Scott+Scott Attorney Mary K. Blasy Featured In California Lawyer‘s Securities Law Roundtable Discussion Of Breaking Securities Law Developments
The February 2011 issue of California Lawyer magazine included a Securities Law Roundtable Panel featuring Scott+Scott’s Mary K. Blasy alongside six other experts in the securities law field. Ms. Blasy has prosecuted securities and shareholder derivative actions since 2000, and has recovered hundreds of millions of dollars for investors in class actions involving Martha Stewart Omnimedia, Sprint, Coca-Cola, and Reliance Acceptance, among others.

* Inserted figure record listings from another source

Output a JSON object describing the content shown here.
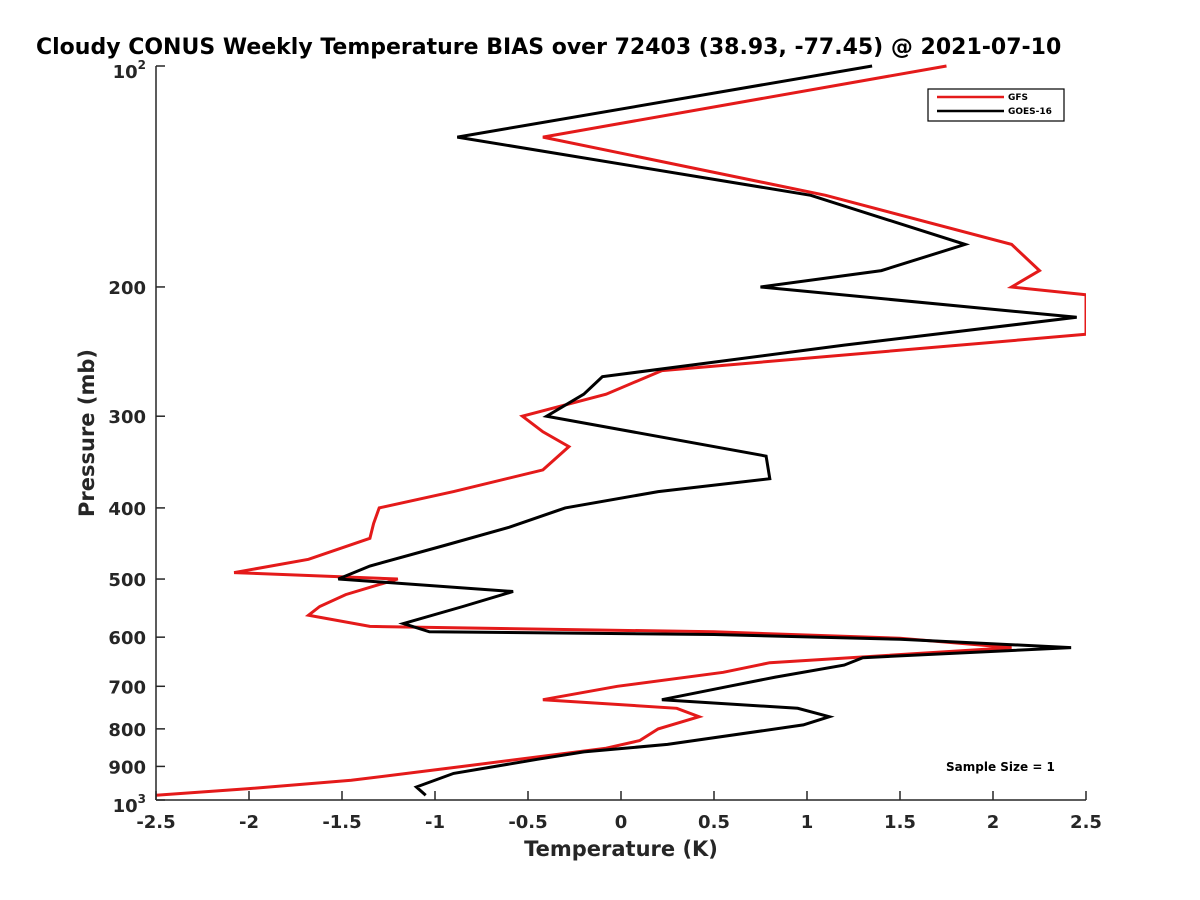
{
  "chart_data": {
    "type": "line",
    "title": "Cloudy CONUS Weekly Temperature BIAS over 72403 (38.93, -77.45) @ 2021-07-10",
    "xlabel": "Temperature (K)",
    "ylabel": "Pressure (mb)",
    "xlim": [
      -2.5,
      2.5
    ],
    "ylim": [
      100,
      1000
    ],
    "y_scale": "log",
    "y_reversed": true,
    "grid": false,
    "legend_position": "top-right",
    "x_ticks": [
      "-2.5",
      "-2",
      "-1.5",
      "-1",
      "-0.5",
      "0",
      "0.5",
      "1",
      "1.5",
      "2",
      "2.5"
    ],
    "x_tick_values": [
      -2.5,
      -2,
      -1.5,
      -1,
      -0.5,
      0,
      0.5,
      1,
      1.5,
      2,
      2.5
    ],
    "y_ticks": [
      {
        "value": 100,
        "base": "10",
        "exp": "2"
      },
      {
        "value": 200,
        "label": "200"
      },
      {
        "value": 300,
        "label": "300"
      },
      {
        "value": 400,
        "label": "400"
      },
      {
        "value": 500,
        "label": "500"
      },
      {
        "value": 600,
        "label": "600"
      },
      {
        "value": 700,
        "label": "700"
      },
      {
        "value": 800,
        "label": "800"
      },
      {
        "value": 900,
        "label": "900"
      },
      {
        "value": 1000,
        "base": "10",
        "exp": "3"
      }
    ],
    "annotation": "Sample Size = 1",
    "series": [
      {
        "name": "GFS",
        "color": "#e41a1a",
        "points": [
          [
            1.75,
            100
          ],
          [
            -0.42,
            125
          ],
          [
            1.1,
            150
          ],
          [
            2.1,
            175
          ],
          [
            2.25,
            190
          ],
          [
            2.1,
            200
          ],
          [
            2.5,
            205
          ],
          [
            2.5,
            232
          ],
          [
            0.22,
            260
          ],
          [
            -0.08,
            280
          ],
          [
            -0.53,
            300
          ],
          [
            -0.42,
            315
          ],
          [
            -0.28,
            330
          ],
          [
            -0.42,
            355
          ],
          [
            -0.9,
            380
          ],
          [
            -1.3,
            400
          ],
          [
            -1.33,
            420
          ],
          [
            -1.35,
            440
          ],
          [
            -1.68,
            470
          ],
          [
            -2.08,
            490
          ],
          [
            -1.2,
            500
          ],
          [
            -1.48,
            525
          ],
          [
            -1.62,
            545
          ],
          [
            -1.68,
            560
          ],
          [
            -1.35,
            580
          ],
          [
            0.5,
            590
          ],
          [
            1.5,
            602
          ],
          [
            2.1,
            620
          ],
          [
            0.8,
            650
          ],
          [
            0.55,
            670
          ],
          [
            -0.02,
            700
          ],
          [
            -0.42,
            730
          ],
          [
            0.3,
            750
          ],
          [
            0.42,
            770
          ],
          [
            0.2,
            800
          ],
          [
            0.1,
            830
          ],
          [
            -0.08,
            850
          ],
          [
            -0.85,
            900
          ],
          [
            -1.45,
            940
          ],
          [
            -2.0,
            965
          ],
          [
            -2.5,
            985
          ]
        ]
      },
      {
        "name": "GOES-16",
        "color": "#000000",
        "points": [
          [
            1.35,
            100
          ],
          [
            -0.88,
            125
          ],
          [
            1.02,
            150
          ],
          [
            1.85,
            175
          ],
          [
            1.4,
            190
          ],
          [
            0.75,
            200
          ],
          [
            2.45,
            220
          ],
          [
            1.2,
            240
          ],
          [
            -0.1,
            265
          ],
          [
            -0.2,
            280
          ],
          [
            -0.4,
            300
          ],
          [
            0.78,
            340
          ],
          [
            0.8,
            365
          ],
          [
            0.2,
            380
          ],
          [
            -0.3,
            400
          ],
          [
            -0.6,
            425
          ],
          [
            -0.95,
            450
          ],
          [
            -1.35,
            480
          ],
          [
            -1.52,
            500
          ],
          [
            -0.58,
            520
          ],
          [
            -0.85,
            545
          ],
          [
            -1.17,
            575
          ],
          [
            -1.03,
            590
          ],
          [
            0.5,
            595
          ],
          [
            1.5,
            604
          ],
          [
            2.42,
            620
          ],
          [
            1.3,
            640
          ],
          [
            1.2,
            655
          ],
          [
            0.83,
            680
          ],
          [
            0.58,
            700
          ],
          [
            0.22,
            730
          ],
          [
            0.95,
            750
          ],
          [
            1.12,
            770
          ],
          [
            0.98,
            790
          ],
          [
            0.25,
            840
          ],
          [
            -0.2,
            860
          ],
          [
            -0.45,
            880
          ],
          [
            -0.9,
            920
          ],
          [
            -1.1,
            960
          ],
          [
            -1.05,
            985
          ]
        ]
      }
    ]
  }
}
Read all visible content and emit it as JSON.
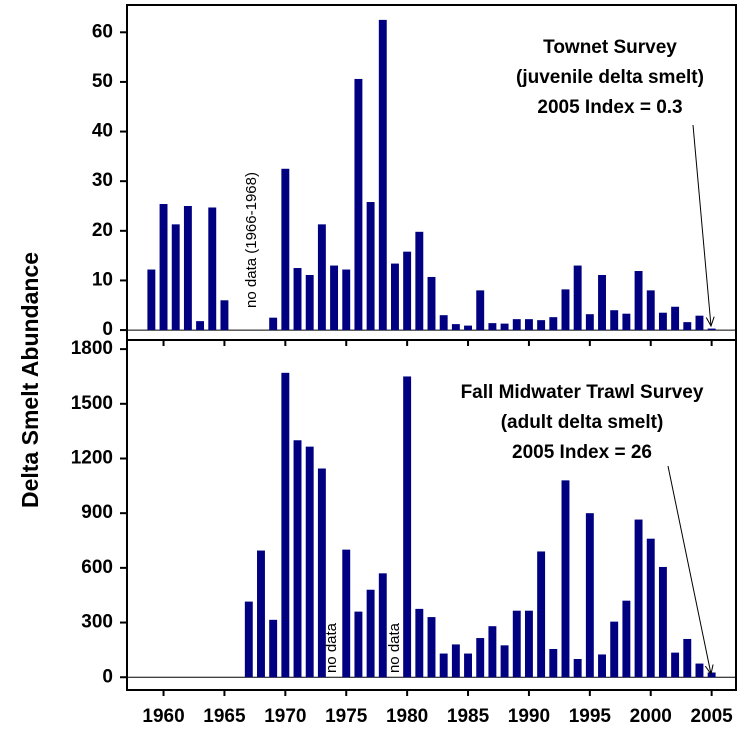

The Securities Roundtable Panel discussed a number of high profile class action cases coming before the Supreme Court—including Erica P. John Fund, Inc. v. Halliburton Co. (whether plaintiffs in securities fraud class actions must establish loss causation at the class certification stage) and Janus Capital Group, Inc. v. First Derivative Traders (whether a service provider who assisted a company in writing a prospectus that contained misstatements may be held liable under federal securities laws). The Panel also discussed the Dodd-Frank Wall Street Consumer Reform and Consumer Protection Act’s whistleblower program and the impact of Morrison v. National Australia Bank Ltd., 130 S. Ct. 2869 (2010) (holding transaction must occur in the U.S. for court to have jurisdiction over federal securities law claims) on securities litigation.
Ms. Blasy argued that the Fifth Circuit’s decision, Oscar Private Equity Inv. v. Allegiance Telecom Inc., 487 F.3d 261 (5th Cir. 2007), which the Supreme Court is reviewing in Halliburton, should be overturned. The Fifth Circuit, unlike other circuits, allows defendants to factually rebut a plaintiff’s fraud-on-the-market presumption of reliance at class certification by making them prove loss causation. She argued that Oscar is problematic because defendants can use facts known only to them to defeat class certification before plaintiffs are afforded discovery and because some judges want a mirror disclosure—a revelation that the false statement caused the price to decline instantaneously. Ms. Blasy noted that without discovery it is difficult for an expert to align all or part of a price decline to a particular revelation.
Further, the Panel discussed the Dodd-Frank Act’s whistleblower program. The program allows whistleblowers to recover a percentage of funds recovered when they provide information to the SEC. Some members of the Panel expressed concern that whistleblowers will skip internal company protocol and go directly to the government because of the financial incentives. Ms. Blasy disagreed, stating that the prospect that the SEC may investigate, may prosecute, and may actually win may not be enough incentive for employees to come forward and risk their livelihood, as employees fear being blacklisted from their fields for providing information to the SEC.
Finally, the Panel commented on the impact of Morrison on securities litigation. In Morrison the Supreme Court established a “transactional test” to determine whether or not the U.S. has jurisdiction over securities claims—the transaction must have occurred within the U.S. Ms. Blasy explained that the court had before it a classic “F-cubed” situation: a foreigner buying a foreign issuer’s stock on a foreign exchange. She explained that Morrison’s application to F-squared cases (where a U.S. citizen buys a foreign issuer’s stock on a foreign exchange) is beyond what the Supreme Court contemplated. The bright-line rule should be based on the citizenship of the investor, not the exchange transacted on.